Singer/songwriter Neko Case is a prolific tweeter. However, The sassy chanteuse is clearly not concerned with the tweet-ability of her new long-windedly titled album. Then again, the indie alt-rock punk this-that-and-the-other genre artist has enjoyed cult success over the years while flying under the mainstream radar.
Neko Case is a storyteller. Her album Fox Confessor Brings the Flood drew on Eastern European folktales. The critical hit album Middle Cyclone, which peaked at number three on the Billboard charts, personified a twister who falls in love. Most artists start with their own story when they create, but Case has largely avoided getting too personal in her work… until now. Her latest and 6th studio album, The Worse Things Get, The Harder I Fight, The Harder I Fight, The More I Love You, is Case’s most intimate and revealing to date.
Case has been more frank in the press speaking about the album’s themes than letting the album speak for itself. In a Rolling Stone interview, she said it was made in a time of depression and is a lot about grieving the deaths of her parents, grandmother and friends. Case has also been extremely open in a series of NPR interviews that followed her in the process of making the album.
Mourning is a process. Mourning is also a celebration; somber and sorrowful – a reflection that can go in many directions. Case uses the new album to go through some of those stages on various subjects.
Parts of the album could be the artist’s mourning for herself, such as the song “I’m from Nowhere,” and for long-ago love in “Calling Cards.” One of the songs most noted by critics, an a cappella midpoint “Nearly Midnight, Honolulu,” begins with Case singing to a child she saw at a bus stop. Echoing vocals recounting a mother’s verbally abusive words to the child pull listeners’ jaw-drop lever. Case has been open about her parents not wanting her. “I should have been an abortion,” she has said. Perhaps this is also her song of mourning to herself as a child.
Mourning can come in the form of searching for something lost along the way, like in “Where Did I Leave that Fire.” With its submarine pings and ghostly ambience, a lantern-lit search in seemingly underwater woods for the misplaced is punctuated with Case’s signature humor about how it might turn up in some abstract cosmic lost and found. She is still a master of the metaphors and poetic imagery that have given her songs so much re-playability.
Case told NPR she couldn’t listen to music during her depression except ragtime, commemorated in a namesake track. She may have had to stare a little harder to find the pulse to put pen to paper, but Case never lost that fire. Or, maybe the process of making this new album helped her build a new one.
Case’s latest is more reflective, but remains just as strong as previous work. The album isn’t all down tempo with songs like “Man,” “Bracing for Sunday” and “City Swan,” familiarly galloping, and the strutting track “Ragtime.” She doesn’t lack for powerhouse support with backup from her other band, The New Pornographers, friend and frequent collaborator Kelly Hogan, indie darling M. Ward, and other notables.

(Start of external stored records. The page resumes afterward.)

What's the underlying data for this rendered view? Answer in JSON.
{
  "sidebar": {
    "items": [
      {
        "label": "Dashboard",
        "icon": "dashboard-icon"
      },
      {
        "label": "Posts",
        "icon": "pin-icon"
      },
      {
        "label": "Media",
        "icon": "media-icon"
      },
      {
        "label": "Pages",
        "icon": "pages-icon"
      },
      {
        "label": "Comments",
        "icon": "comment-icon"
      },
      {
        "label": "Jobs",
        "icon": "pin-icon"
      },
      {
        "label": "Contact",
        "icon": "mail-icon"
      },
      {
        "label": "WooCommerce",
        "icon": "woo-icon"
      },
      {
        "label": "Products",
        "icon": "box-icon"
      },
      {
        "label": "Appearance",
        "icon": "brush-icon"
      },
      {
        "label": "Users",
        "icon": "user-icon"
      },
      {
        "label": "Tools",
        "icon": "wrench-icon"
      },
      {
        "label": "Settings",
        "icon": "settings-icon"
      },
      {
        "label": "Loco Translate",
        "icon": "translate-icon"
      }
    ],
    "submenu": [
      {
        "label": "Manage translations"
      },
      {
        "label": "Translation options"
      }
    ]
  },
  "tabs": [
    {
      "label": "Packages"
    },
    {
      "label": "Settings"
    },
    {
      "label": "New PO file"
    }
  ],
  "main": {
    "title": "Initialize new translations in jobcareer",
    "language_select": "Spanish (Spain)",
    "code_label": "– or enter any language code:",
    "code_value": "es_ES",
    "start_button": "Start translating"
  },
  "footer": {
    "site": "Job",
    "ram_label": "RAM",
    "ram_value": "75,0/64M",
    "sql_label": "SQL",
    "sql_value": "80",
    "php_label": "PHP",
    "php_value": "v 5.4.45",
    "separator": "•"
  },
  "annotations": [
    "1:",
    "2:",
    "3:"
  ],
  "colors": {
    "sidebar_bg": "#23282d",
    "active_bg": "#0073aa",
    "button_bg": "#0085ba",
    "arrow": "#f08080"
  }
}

The characteristic solid clarity of Case’s vocals are still there, but The Worse Things Get is a distinctly quieter album. It’s personal in nature without prentention and still listenable and relatable, never bordering on being an all-out downer. I find Case still strikes a balance between poetry and detached storytelling that’s still full of emotion. For this particular collection of songs, I imagine Case playing each chord and note on her heartstrings, holding the words a little bit closer, eyes closed, almost as if singing a comforting lullaby to herself.
Embarrassing fanboy back story.
Neko Case is one of my favorite singers/songwriters. Case’s anthology has become a staple in my life soundtrack since I started listening to her 13 years ago. Case accompanied me on many three-hour drives between college and my parents’, narrating the East Texas scenery of open highway and backroads cutting through stormy fields.
Discovering her music was pure chance. Her song “Furnace Room Lullaby” was playing on some generic country music channel in my high school art class (I think I was working on a pointillism mockingbird). At that point, I’d already given up contemporary country music. But her soaring and diving voice was different from the commercial artists in rotation. So I perked up and demanded that my older, cooler brother buy her album for me. So, he did.
I was 18 the first time I saw her perform live. I drove six hours to Austin, Texas. Case had said in an interview she grew up listening to a neighbor’s LP of Bessie Griffin and the Gospel Pearls, but hadn’t ever been able to find it again. So, I tracked down a copy on eBay a couple of years before that first live encounter.
Bessie and the Pearls went with me to the state capitol. The bouncer, smiling and seeing I was clearly in love, said “sure” to my nervous request to give it to her. Case was hanging out backstage with her band, a little caught off-guard to be approached by an awkward adolescent sheepishly holding out an LP, unsuccessfully trying to explain what he was giving her. “Uh. Thanks,” she said still not quite sure what was happening. I just slinked back to the crowd and waited for the show, certain in my insecure paranoia they were then discussing the weird stalker kid with the record.